Publik, baik itu pemerintah maupun masyarakat menganggap persoalan Papua sudah ‘selesai’. Konflik Wamena muncul, perhatian pun kembali menyeruak. Itulah problem besar bangsa ini. Sengaja atau tidak, cepat lupa, terlupakan, dilupakan atau melupakan. Padahal problem besar Papua sudah lama menjadi bara api yang dengan cepat meledak, terbakar dan membesar yang mengancam integritas bangsa ini.

Walau berganti pemerintahan, dari sejak Papua bergabung ke dalam pangkuan Republik Indonesia pola ‘cepat lupa atau melupakan’ selalu digunakan untuk meredam konflik (sesaat). Sengaja atau tidak, gaya negara mengelola Papua relevan dengan apa yang digunakan oleh media dalam mengemas pemberitaan atau isu.

Bernard C. Cohen dalam agenda setting theory menyatakan media massa berlaku sebagai pusat penentuan kebenaran. Kemampuan media massa untuk mentransfer kesadaran dan informasi ke dalam agenda publik dengan mengarahkan kesadaran publik serta perhatiannya kepada isu isu yang dianggap penting oleh media massa, berhasil mengalihkan para pemirsa dalam berpikir tentang apa. Padahal massa sangat mungkin tidak mencerminkan kenyataan. Media bisa menyaring dan membentuk isu. Sederhananya, apa yang dipentingkan oleh media, dipentingkan oleh publik. Apa yang dilupakan media, dilupakan oleh public.

Gaya ini dilakukan oleh negara terhadap Papua. Ketika Papua dalam suasana ‘tenang’, negara mengabaikan. Jika Papua ‘bergejolak’ negara pun seakan paling sigap memadamkan kebakaran, tanpa menyelesaikan akar dan sumber api tersebut. Mulai mengirimkan pasukan, mengundang tokoh ke istana, menjanjikan membangun istana di Papua, pucuk pimpinan keamanan berkantor di Papua, pagelaran seni dan budaya, dan lain sebagainya.

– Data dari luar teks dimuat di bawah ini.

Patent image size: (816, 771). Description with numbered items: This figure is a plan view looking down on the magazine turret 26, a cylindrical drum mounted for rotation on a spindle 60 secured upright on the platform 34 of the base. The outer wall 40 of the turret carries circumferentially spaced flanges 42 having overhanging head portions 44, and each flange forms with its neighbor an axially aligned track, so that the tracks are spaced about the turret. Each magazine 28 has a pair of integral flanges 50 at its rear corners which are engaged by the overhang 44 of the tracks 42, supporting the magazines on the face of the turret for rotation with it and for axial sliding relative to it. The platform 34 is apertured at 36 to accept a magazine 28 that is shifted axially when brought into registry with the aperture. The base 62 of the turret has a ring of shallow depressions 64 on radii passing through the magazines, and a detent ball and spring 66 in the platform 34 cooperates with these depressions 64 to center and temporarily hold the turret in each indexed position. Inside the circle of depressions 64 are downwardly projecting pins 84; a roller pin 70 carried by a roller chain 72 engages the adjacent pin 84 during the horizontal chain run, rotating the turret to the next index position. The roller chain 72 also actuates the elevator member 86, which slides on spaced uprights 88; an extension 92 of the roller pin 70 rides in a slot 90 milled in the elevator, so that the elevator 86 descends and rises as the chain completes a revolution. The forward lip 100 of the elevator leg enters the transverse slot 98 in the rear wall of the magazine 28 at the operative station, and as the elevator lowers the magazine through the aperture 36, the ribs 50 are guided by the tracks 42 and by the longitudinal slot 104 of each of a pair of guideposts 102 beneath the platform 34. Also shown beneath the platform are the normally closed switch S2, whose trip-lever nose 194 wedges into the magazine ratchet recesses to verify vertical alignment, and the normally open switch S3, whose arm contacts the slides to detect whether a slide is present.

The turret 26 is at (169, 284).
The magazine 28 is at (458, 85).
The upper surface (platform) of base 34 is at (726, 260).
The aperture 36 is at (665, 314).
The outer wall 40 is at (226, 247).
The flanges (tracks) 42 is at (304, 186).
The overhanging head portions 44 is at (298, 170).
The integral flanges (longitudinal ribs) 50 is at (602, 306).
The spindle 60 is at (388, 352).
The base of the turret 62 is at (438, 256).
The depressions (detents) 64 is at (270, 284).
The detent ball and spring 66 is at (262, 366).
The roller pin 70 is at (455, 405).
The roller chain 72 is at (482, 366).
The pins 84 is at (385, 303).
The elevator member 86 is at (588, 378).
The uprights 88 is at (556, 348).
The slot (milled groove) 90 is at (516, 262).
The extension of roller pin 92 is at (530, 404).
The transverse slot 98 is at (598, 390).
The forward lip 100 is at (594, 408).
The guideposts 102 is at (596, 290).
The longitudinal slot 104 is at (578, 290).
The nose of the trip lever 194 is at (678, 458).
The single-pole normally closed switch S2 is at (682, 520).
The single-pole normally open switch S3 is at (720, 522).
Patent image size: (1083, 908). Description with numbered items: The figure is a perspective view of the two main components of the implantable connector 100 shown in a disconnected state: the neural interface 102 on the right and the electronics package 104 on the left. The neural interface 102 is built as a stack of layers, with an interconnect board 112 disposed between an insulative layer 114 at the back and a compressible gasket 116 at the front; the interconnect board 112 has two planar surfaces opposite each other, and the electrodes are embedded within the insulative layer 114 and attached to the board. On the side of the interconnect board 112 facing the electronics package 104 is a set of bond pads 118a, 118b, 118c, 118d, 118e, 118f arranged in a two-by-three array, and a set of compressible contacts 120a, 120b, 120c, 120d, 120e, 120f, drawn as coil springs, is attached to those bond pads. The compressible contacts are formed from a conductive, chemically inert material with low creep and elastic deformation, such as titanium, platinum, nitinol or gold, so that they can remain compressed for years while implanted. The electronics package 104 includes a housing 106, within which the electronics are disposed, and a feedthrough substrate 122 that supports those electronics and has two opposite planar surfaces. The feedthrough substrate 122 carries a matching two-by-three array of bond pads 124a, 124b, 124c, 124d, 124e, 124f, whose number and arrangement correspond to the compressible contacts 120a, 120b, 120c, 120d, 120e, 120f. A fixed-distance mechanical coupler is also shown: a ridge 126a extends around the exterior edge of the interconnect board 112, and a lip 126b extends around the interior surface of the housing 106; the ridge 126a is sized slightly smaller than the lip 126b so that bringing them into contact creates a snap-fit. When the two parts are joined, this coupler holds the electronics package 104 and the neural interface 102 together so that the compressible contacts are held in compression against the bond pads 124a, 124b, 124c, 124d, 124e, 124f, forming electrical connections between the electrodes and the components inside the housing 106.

Agenda setting seperti ini menjadi gaya klasik yang secara tidak langsung ‘melecehkan’ Papua. Bagi Papua, gaya begini juga mereka gunakan. Jika ingin diperhatikan, mereka membuat ‘perhatian’ tidak hanya bagi negara, tapi juga bagi dunia. Pertanyaan besarnya, mau sampai kapan begini? Idealnya negara memahami secara utuh problem mendasar dan dengan keikhlasan menyelesaikan hingga ke akar masalahnya. Dengan demikian penyelesaiannya menjadi bermartabat dan menyeluruh. Bermartabat berarti menjaga kehormatan bagi semua stakeholder bagi Papua dan pemerintah pusat. Tidak boleh ada salah satu pihak yang merasa kalah, tercoreng, malu, aib, dan hilang kehormatan. Menyeluruh berarti solusi ini menjadi komprehensif, mengakar, mengikat bagi semua kalangan dan masa.

Dialog dan UU Otsus

Ada banyak kajian, penelitian, diskusi, dari tingkat lokal hingga internasional dalam mencari solusi terhadap Papua. LIPI salah satunya yang secara komprehensif memberikan rekomendasi. Namun, seiring dengan berjalannya waktu, rekomendasi tersebut hampir tidak ditindaklanjuti. Menguap begitu saja. Tak heran kalau publik Papua semakin apatis terhadap berbagai upaya penyelesaian konflik.

Publik Papua sering membandingkan dengan konflik yang ada di Aceh. Kalau di Aceh bisa selesai, mengapa Papua tidak bisa ? Apalagi salah satu rekomendasi solusi Papua dari LIPI adalah menggunakan cara penyelasaian konflik di Aceh. Perdamaian Aceh menjadi catatan sejarah dunia. Banyak pihak memberikan apresiasi atas penyelesaian konflik di Aceh yang telah berlangsung selama 30 tahun. Banyak negara menjadikan Damai Aceh sebagai cermin dalam menyelesaikan konflik.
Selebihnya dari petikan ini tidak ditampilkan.